Rosberg, who beat Hamilton to the championship in 2016 before retiring days later, says the Ferrari driver only has himself to blame.

“Vettel went all the way across the track, and he could easily have left more space for Lewis. He left hardly any room,” said Rosberg.

“Lewis cannot be blamed for anything. He had to back out of it. He would have been in the wall if he had stayed there. It is very clear it was an unsafe return to the track.

“It is not a valid excuse for Vettel to say ‘I was out of control, I had dirty tyres and I couldn’t see Lewis’. It was a fully deserved penalty.”

The red mist descended over Vettel as he took aim at the stewards on the radio after the race before, failed to park his car in the area reserved for the top three, and  initially refused to take part in the podium celebrations at the Circuit Gilles Villeneuve.

He then marched in front of Hamilton’s parked-up Mercedes and removed the board declaring he had finished first, replacing it with the second-place marker reserved for his Ferrari.

“This is Sebastian’s weakness,” added Rosberg. “He keeps complaining and complaining on the radio about a decision he cannot influence instead of focusing on the damn driving, and trying to establish a five-second lead. Just focus, nail those laps, and you still have a chance to win.

“But he has such strong self-belief, he always thinks he is in the right, and always wants to blame other people, that he loses focus in those moments.

Vettel switched the markers to place himself first and Hamilton second after the race.(Paul Chiasson/AP)
Vettel switched the markers to place himself first and Hamilton second after the race.(Paul Chiasson/AP)

“After the race, all the gestures and disrespectful comments where Vettel called the stewards ‘blind men’ was unnecessary, too.

“He messed up.
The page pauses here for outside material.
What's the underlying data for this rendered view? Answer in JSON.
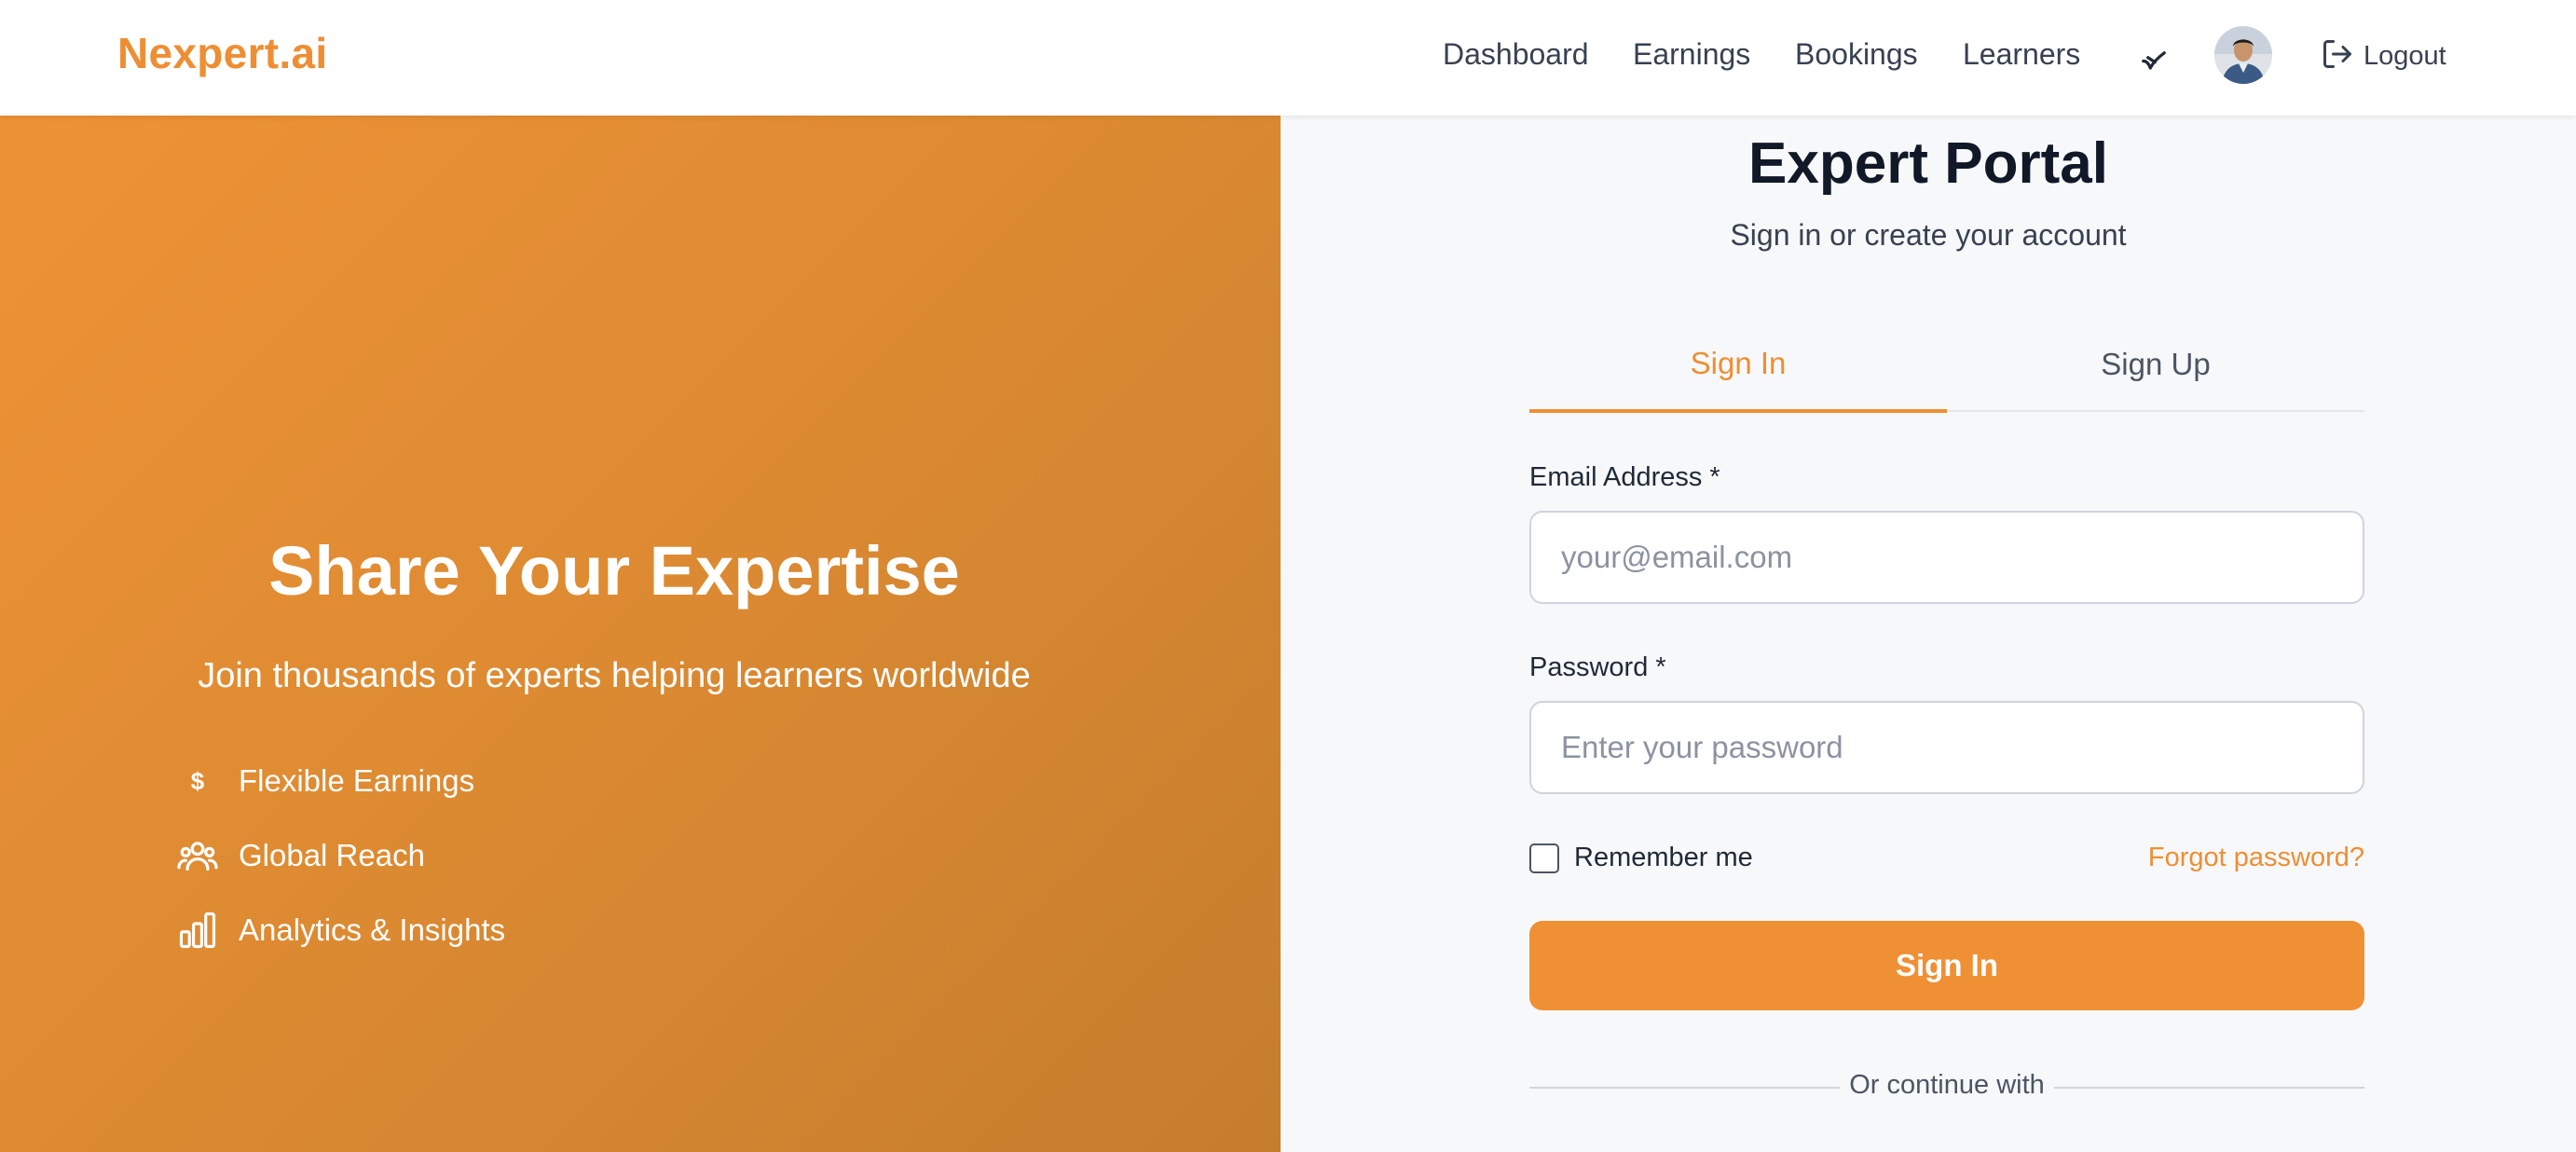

He should see that he is the one that made the mistake, and he is the guy to blame.”

Vettel, who will now contend the French Grand Prix on June 23 on a 301-day winless run, ultimately made a mistake that was his third in as many direct duels with Hamilton after he spun in Monza last season and Bahrain this year.

Vettel has been prone to making mistakes of late. (David Davies/PA)
Vettel has been prone to making mistakes of late. (David Davies/PA)

The German has also made a series of other errors which have derailed his title challenge in the past two and a half seasons.

Rosberg concluded: “We saw again that when the pressure is on in a battle between Lewis and Vettel, that Vettel just makes those mistakes.

“You can see how much pressure is on him. It is huge because everything has been going wrong and when the opportunity comes for a win, it goes wrong again.”

Hamilton, who is now 62 points ahead of Vettel in the standings, described his rival’s move as “dangerous” on the radio.

“Usually the first instinct is often the right one,” said Hamilton, speaking several hours later.

“It’s a natural instinct that we have as drivers. You’re not going to go, ‘Actually I’m going to pull to the left and let them bloody go by.’

“But he did block me, and the way the rules are written, that’s how it’s prescribed.”